When asked by artnet News to clarify these statements, M’Bow explained that he was drawing on a “literary and historical  tradition” of post-colonial “academic and popular discourse.” He said he was using the term “overseer” to mean “one who inflicts violence without holding any power.” M’Bow went on to explain that the email from the museum employee “seemed to literally try to shut down intellectual discourse and the free flow of ideas” and represented “a narrative of dominance and power.”

M’Bow expressed his desire to minimize conflict with museum staff, pointing to a personal history of mentoring young people in South Florida and promising that he “will certainly not entertain any hostility toward young employees” at MOCA.

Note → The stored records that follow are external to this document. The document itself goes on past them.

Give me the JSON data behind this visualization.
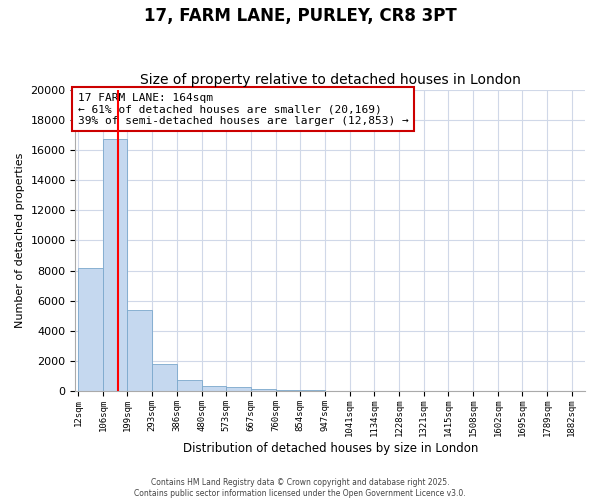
{
  "title": "17, FARM LANE, PURLEY, CR8 3PT",
  "subtitle": "Size of property relative to detached houses in London",
  "xlabel": "Distribution of detached houses by size in London",
  "ylabel": "Number of detached properties",
  "bar_edges": [
    12,
    106,
    199,
    293,
    386,
    480,
    573,
    667,
    760,
    854,
    947,
    1041,
    1134,
    1228,
    1321,
    1415,
    1508,
    1602,
    1695,
    1789,
    1882
  ],
  "bar_heights": [
    8200,
    16700,
    5400,
    1800,
    750,
    350,
    250,
    150,
    100,
    50,
    30,
    20,
    15,
    10,
    8,
    6,
    5,
    4,
    3,
    2
  ],
  "bar_color": "#c5d8ef",
  "bar_edge_color": "#7ba8cc",
  "red_line_x": 164,
  "annotation_text": "17 FARM LANE: 164sqm\n← 61% of detached houses are smaller (20,169)\n39% of semi-detached houses are larger (12,853) →",
  "annotation_box_color": "#ffffff",
  "annotation_border_color": "#cc0000",
  "ylim": [
    0,
    20000
  ],
  "yticks": [
    0,
    2000,
    4000,
    6000,
    8000,
    10000,
    12000,
    14000,
    16000,
    18000,
    20000
  ],
  "bg_color": "#ffffff",
  "grid_color": "#d0d8e8",
  "footer_line1": "Contains HM Land Registry data © Crown copyright and database right 2025.",
  "footer_line2": "Contains public sector information licensed under the Open Government Licence v3.0.",
  "title_fontsize": 12,
  "subtitle_fontsize": 10,
  "annot_fontsize": 8
}
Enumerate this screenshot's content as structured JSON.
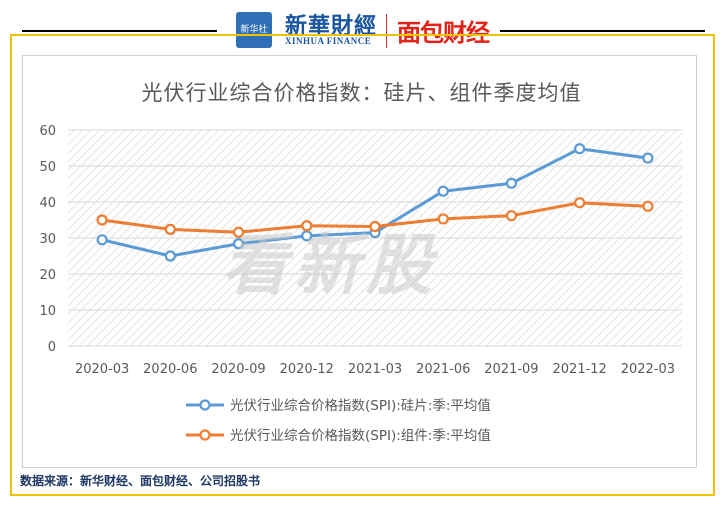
{
  "header": {
    "seal_text": "新华社",
    "brand_cn": "新華財經",
    "brand_en": "XINHUA FINANCE",
    "brand2": "面包财经"
  },
  "watermark": "看新股",
  "source": "数据来源：新华财经、面包财经、公司招股书",
  "colors": {
    "series1": "#5b9bd5",
    "series2": "#ed7d31",
    "frame": "#f2c200"
  },
  "chart_data": {
    "type": "line",
    "title": "光伏行业综合价格指数：硅片、组件季度均值",
    "categories": [
      "2020-03",
      "2020-06",
      "2020-09",
      "2020-12",
      "2021-03",
      "2021-06",
      "2021-09",
      "2021-12",
      "2022-03"
    ],
    "yticks": [
      "0",
      "10",
      "20",
      "30",
      "40",
      "50",
      "60"
    ],
    "ylim": [
      0,
      60
    ],
    "grid": "hatched",
    "legend_position": "bottom",
    "series": [
      {
        "name": "光伏行业综合价格指数(SPI):硅片:季:平均值",
        "color": "#5b9bd5",
        "values": [
          29.5,
          25.0,
          28.4,
          30.6,
          31.5,
          43.0,
          45.2,
          54.8,
          52.2
        ]
      },
      {
        "name": "光伏行业综合价格指数(SPI):组件:季:平均值",
        "color": "#ed7d31",
        "values": [
          35.0,
          32.4,
          31.6,
          33.4,
          33.2,
          35.3,
          36.2,
          39.8,
          38.8
        ]
      }
    ]
  }
}
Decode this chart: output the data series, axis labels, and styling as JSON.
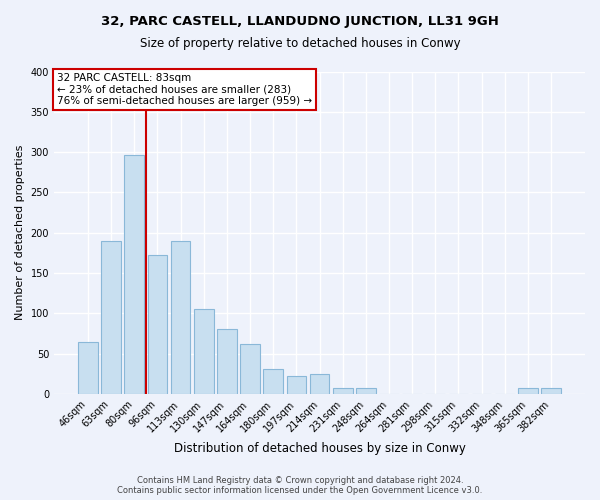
{
  "title": "32, PARC CASTELL, LLANDUDNO JUNCTION, LL31 9GH",
  "subtitle": "Size of property relative to detached houses in Conwy",
  "xlabel": "Distribution of detached houses by size in Conwy",
  "ylabel": "Number of detached properties",
  "bar_labels": [
    "46sqm",
    "63sqm",
    "80sqm",
    "96sqm",
    "113sqm",
    "130sqm",
    "147sqm",
    "164sqm",
    "180sqm",
    "197sqm",
    "214sqm",
    "231sqm",
    "248sqm",
    "264sqm",
    "281sqm",
    "298sqm",
    "315sqm",
    "332sqm",
    "348sqm",
    "365sqm",
    "382sqm"
  ],
  "bar_values": [
    65,
    190,
    297,
    172,
    190,
    106,
    80,
    62,
    31,
    22,
    25,
    8,
    7,
    0,
    0,
    0,
    0,
    0,
    0,
    8,
    8
  ],
  "bar_color": "#c8dff0",
  "bar_edge_color": "#8ab8d8",
  "vline_color": "#cc0000",
  "annotation_title": "32 PARC CASTELL: 83sqm",
  "annotation_line1": "← 23% of detached houses are smaller (283)",
  "annotation_line2": "76% of semi-detached houses are larger (959) →",
  "ylim": [
    0,
    400
  ],
  "yticks": [
    0,
    50,
    100,
    150,
    200,
    250,
    300,
    350,
    400
  ],
  "footer_line1": "Contains HM Land Registry data © Crown copyright and database right 2024.",
  "footer_line2": "Contains public sector information licensed under the Open Government Licence v3.0.",
  "background_color": "#eef2fb",
  "plot_bg_color": "#eef2fb",
  "figsize": [
    6.0,
    5.0
  ],
  "dpi": 100
}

In his correspondence with artnet News, M’Bow continued to refer to himself as the museum’s director, explaining that he had not yet moved into the museum offices “just not to increase the tension between the city and the Board.” He cites the rules governing MOCA, which allow the city, not the museum board, to nominate candidates for the position of director. Museum bylaws and city ordinances appear to be in disagreement on this point, but both indicate that both parties must give approval before a new director can be confirmed.

The Fall-Out
The museum ultimately opted to allow the unapproved event to move forward, albeit with a written disclaimer warning museum visitors that the symposium was not an official event. The letter expressed their disappointment with the city’s decision to ignore “all public programming protocols in terms of staffing, funding, and hours of operation,” while pointing out that “we have sought to make accommodations to enable FLASC participants to have a productive afternoon in the museum’s galleries.”

In response to M’Bow’s emails, which the museum sees as inflammatory and threatening, its lawyer has sent a letter to the city’s legal representation, appraising them of the situation and stressing that “MOCA is shocked and confused by Mr. MBow’s highly aggressive, antagonistic, and vicious statements directed against [name removed].” The letter, which the museum claims the city has not acknowledged, requests that the incident be investigated, and M’Bow suspended, disciplined, and prohibited from speaking with MOCA staff.

Outside of this incident, the museum board has filed suit against the city for breach of contract. MOCA, which alleges it has been denied funding by the city, wants to merge with the Bass Museum in Miami Beach. City officials have accused the museum of trying to steal an important cultural institution from the racially diverse North Miami and object to the proposed move to wealthier, whiter Miami Beach. The case is currently undergoing mediation.